В «Новых временах» зрители впервые услышали голос самого Чаплина, но он не говорил, а пел в ресторанчике песенку на мотив популярной французской эстрадной песни «Титины». Чарли никак не удается запомнить ее слова. Девушка находит выход: она заблаговременно записывает их ему на манжете. Однако, выйдя в зал, в упоении раскланиваясь перед встретившей его аплодисментами публикой и размахивая при этом руками, Чарли неосторожно теряет обе свои манжеты. Поиски их во время эксцентричного танца оказываются тщетными. Не помня слов песенки, Чарли вынужден импровизировать и заменяет текст бессмысленным чередованием звуков, которые имитируют различные языки мира. Содержание песенки, представляющей собой историю о том, как толстый и усатый франт соблазнил простодушную девицу фальшивым колечком, артист передал исключительно с помощью своего искусства пантомимы. Тональная выразительность придала лишь большую эмоциональную окраску этой замечательной пантомиме-песне.
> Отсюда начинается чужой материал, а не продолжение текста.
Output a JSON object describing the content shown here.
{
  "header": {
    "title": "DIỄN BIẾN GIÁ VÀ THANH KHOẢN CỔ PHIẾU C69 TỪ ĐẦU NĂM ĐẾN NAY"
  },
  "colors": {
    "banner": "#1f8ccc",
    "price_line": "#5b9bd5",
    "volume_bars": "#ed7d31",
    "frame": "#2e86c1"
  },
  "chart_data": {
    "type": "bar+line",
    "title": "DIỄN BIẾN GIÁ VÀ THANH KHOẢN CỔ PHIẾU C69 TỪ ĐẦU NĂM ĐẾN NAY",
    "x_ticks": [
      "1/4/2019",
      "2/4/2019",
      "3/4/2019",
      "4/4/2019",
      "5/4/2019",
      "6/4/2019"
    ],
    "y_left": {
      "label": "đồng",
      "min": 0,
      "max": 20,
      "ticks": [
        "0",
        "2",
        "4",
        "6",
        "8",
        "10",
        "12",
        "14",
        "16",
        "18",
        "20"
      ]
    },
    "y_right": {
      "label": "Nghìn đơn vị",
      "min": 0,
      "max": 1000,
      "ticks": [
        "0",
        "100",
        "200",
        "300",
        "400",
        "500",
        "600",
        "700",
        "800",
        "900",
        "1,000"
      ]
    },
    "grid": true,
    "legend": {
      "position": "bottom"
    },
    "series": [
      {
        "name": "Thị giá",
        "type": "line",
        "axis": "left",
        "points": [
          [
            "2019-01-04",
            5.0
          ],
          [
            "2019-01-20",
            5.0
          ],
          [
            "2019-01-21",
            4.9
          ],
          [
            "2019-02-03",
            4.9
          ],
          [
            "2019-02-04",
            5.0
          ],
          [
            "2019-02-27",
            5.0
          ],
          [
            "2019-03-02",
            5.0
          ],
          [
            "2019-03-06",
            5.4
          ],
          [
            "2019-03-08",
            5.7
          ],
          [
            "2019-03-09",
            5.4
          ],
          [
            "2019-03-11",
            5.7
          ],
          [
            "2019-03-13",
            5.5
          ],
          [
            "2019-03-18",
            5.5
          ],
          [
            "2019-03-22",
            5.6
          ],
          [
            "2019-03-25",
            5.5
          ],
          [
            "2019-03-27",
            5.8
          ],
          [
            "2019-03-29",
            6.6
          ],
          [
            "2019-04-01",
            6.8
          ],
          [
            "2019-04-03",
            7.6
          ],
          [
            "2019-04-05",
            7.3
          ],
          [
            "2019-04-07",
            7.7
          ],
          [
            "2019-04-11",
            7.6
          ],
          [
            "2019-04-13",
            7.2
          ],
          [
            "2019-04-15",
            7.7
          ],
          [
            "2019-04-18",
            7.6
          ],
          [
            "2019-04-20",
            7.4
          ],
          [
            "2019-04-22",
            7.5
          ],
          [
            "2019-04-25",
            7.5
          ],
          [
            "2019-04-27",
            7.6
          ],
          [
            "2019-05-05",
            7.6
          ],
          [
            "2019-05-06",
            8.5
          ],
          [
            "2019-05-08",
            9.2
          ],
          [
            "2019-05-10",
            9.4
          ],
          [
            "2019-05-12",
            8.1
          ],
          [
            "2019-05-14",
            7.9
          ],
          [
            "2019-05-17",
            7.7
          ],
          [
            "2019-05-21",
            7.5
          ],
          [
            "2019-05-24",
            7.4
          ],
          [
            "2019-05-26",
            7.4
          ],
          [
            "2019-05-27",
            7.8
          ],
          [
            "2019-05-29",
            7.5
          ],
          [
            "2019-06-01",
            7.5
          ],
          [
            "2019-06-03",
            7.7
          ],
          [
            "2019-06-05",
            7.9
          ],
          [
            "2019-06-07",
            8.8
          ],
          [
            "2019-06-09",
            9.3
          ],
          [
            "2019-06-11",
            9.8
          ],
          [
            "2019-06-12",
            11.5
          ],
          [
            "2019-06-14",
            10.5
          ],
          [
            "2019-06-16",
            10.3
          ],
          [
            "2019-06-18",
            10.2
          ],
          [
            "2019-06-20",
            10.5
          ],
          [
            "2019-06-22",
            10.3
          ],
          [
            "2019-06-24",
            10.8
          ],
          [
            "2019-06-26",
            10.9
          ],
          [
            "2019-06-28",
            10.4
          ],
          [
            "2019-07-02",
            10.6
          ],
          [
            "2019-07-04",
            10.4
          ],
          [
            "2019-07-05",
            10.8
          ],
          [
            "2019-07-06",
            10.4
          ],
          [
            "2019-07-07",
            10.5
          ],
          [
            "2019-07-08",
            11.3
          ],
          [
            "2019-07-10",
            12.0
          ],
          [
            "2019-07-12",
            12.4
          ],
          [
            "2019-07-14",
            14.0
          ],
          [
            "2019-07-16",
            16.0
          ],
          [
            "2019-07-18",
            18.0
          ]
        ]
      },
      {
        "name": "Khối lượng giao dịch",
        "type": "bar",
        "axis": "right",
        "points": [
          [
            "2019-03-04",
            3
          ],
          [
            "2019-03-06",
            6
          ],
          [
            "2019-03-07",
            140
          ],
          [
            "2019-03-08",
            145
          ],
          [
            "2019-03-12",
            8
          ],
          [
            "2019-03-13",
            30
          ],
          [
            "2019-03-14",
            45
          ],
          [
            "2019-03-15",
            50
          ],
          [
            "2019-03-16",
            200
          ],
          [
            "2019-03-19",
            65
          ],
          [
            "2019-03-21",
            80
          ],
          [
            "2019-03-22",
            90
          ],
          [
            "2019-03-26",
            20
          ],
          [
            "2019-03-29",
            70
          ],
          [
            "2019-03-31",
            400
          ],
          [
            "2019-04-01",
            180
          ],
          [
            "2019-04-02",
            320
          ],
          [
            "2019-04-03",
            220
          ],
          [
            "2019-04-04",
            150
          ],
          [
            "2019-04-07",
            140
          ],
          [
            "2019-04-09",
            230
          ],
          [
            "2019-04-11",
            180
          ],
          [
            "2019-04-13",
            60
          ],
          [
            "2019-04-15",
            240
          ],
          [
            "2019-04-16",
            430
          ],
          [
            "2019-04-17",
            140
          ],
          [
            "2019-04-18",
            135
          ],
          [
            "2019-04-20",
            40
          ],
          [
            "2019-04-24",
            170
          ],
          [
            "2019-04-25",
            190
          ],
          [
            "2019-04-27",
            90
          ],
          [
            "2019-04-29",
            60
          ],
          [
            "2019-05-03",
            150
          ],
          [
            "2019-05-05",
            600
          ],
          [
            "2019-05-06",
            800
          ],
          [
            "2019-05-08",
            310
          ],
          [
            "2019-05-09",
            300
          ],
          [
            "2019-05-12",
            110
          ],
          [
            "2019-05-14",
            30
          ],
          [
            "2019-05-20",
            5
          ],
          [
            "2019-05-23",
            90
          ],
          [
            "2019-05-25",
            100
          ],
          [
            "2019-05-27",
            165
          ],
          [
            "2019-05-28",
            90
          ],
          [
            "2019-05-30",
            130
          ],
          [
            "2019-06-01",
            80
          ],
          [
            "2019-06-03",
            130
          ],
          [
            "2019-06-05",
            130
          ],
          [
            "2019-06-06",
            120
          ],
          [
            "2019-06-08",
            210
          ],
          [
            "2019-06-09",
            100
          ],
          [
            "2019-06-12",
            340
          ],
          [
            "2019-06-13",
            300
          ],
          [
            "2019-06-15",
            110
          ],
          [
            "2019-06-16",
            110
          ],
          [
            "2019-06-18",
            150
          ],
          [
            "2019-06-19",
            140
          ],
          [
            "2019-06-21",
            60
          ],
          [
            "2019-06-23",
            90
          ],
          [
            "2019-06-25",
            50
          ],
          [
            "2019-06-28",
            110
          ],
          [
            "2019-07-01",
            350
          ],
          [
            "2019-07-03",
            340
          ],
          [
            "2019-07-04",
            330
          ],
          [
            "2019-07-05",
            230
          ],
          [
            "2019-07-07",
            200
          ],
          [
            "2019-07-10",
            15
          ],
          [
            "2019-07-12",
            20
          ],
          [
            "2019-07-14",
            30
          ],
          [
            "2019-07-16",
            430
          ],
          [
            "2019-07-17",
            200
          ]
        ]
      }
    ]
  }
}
Таким образом, Чаплин применил звук в «Новых временах» по-прежнему в ограниченных функциях. Он продолжал отказываться от диалога, и на это у него были свои причины, на которые он неоднократно указывал сам. В интервью, опубликованном незадолго до премьеры фильма в популярном журнале «Интерсине», он, в частности, заметил:

— Пока я остаюсь в своем амплуа, я не могу говорить. Если бы я начал говорить, моя походка должна была бы совершенно измениться. С первым моим словом мой обычный облик перестанет быть той обобщающей фигурой— воплощением радости и невзгод, — которая так понятна зрителям всего мира как в Америке, так и в Европе или где-нибудь в Эфиопии… Я просто не могу говорить в своей обычной роли. Это убило бы мою двадцатилетнюю работу над образом… Если я захочу играть «говорящую» роль, то созданный мною образ придется изменить.

Действительно, поскольку образ Чарли был в значительной степени условным и стилизованным, Чаплин не мог заговорить в нем естественно и нестилизованно. Он мог петь на каком-нибудь несуществующем, условном языке, и потому-то был выдуман трюк с потерянными манжетами.

Вынужденная немота персонажей картины приводила художника к некоторым существенным кинематографическим ограничениям, в частности к почти полному отказу от крупных планов, которые раньше столь мастерски использовались для комического или драматического акцента. На экранах уже несколько лет совершенно не появлялись немые фильмы, и зрители при виде говорившего человека привыкли также слышать его. Лишь на общих планах, которые показывают действующих лиц во весь рост, не так были заметны движения рта и отсутствие звучащего слова не создавало представления о какой-то досадной технической неисправности.

Подобного рода ограничения неизбежно делали «Новые времена» картиной несколько «старомодной» (этим можно частично объяснить сравнительно небольшой ее кассовый успех в Америке). Сама жизнь диктовала Чаплину необходимость отказаться от своей постоянной маски. К этому же, впрочем, толкало художника и развитие генеральной линии его творчества, — социальное и психологическое углубление создаваемого им образа. «Новые времена» показали, что маска Чарли начинала стеснять артиста. Не случайно он здесь уже реже появляется во всех атрибутах прежнего облика: ботинки не так огромны, как раньше, а допотопный куцый пиджачок часто заменяет вполне современный комбинезон рабочего.

Но прежде чем окончательно расстаться с Чарли, артист предстанет в последний раз в этом образе в фильме «Великий диктатор». И здесь он заговорит. Заговорит, чтобы призвать людей к борьбе.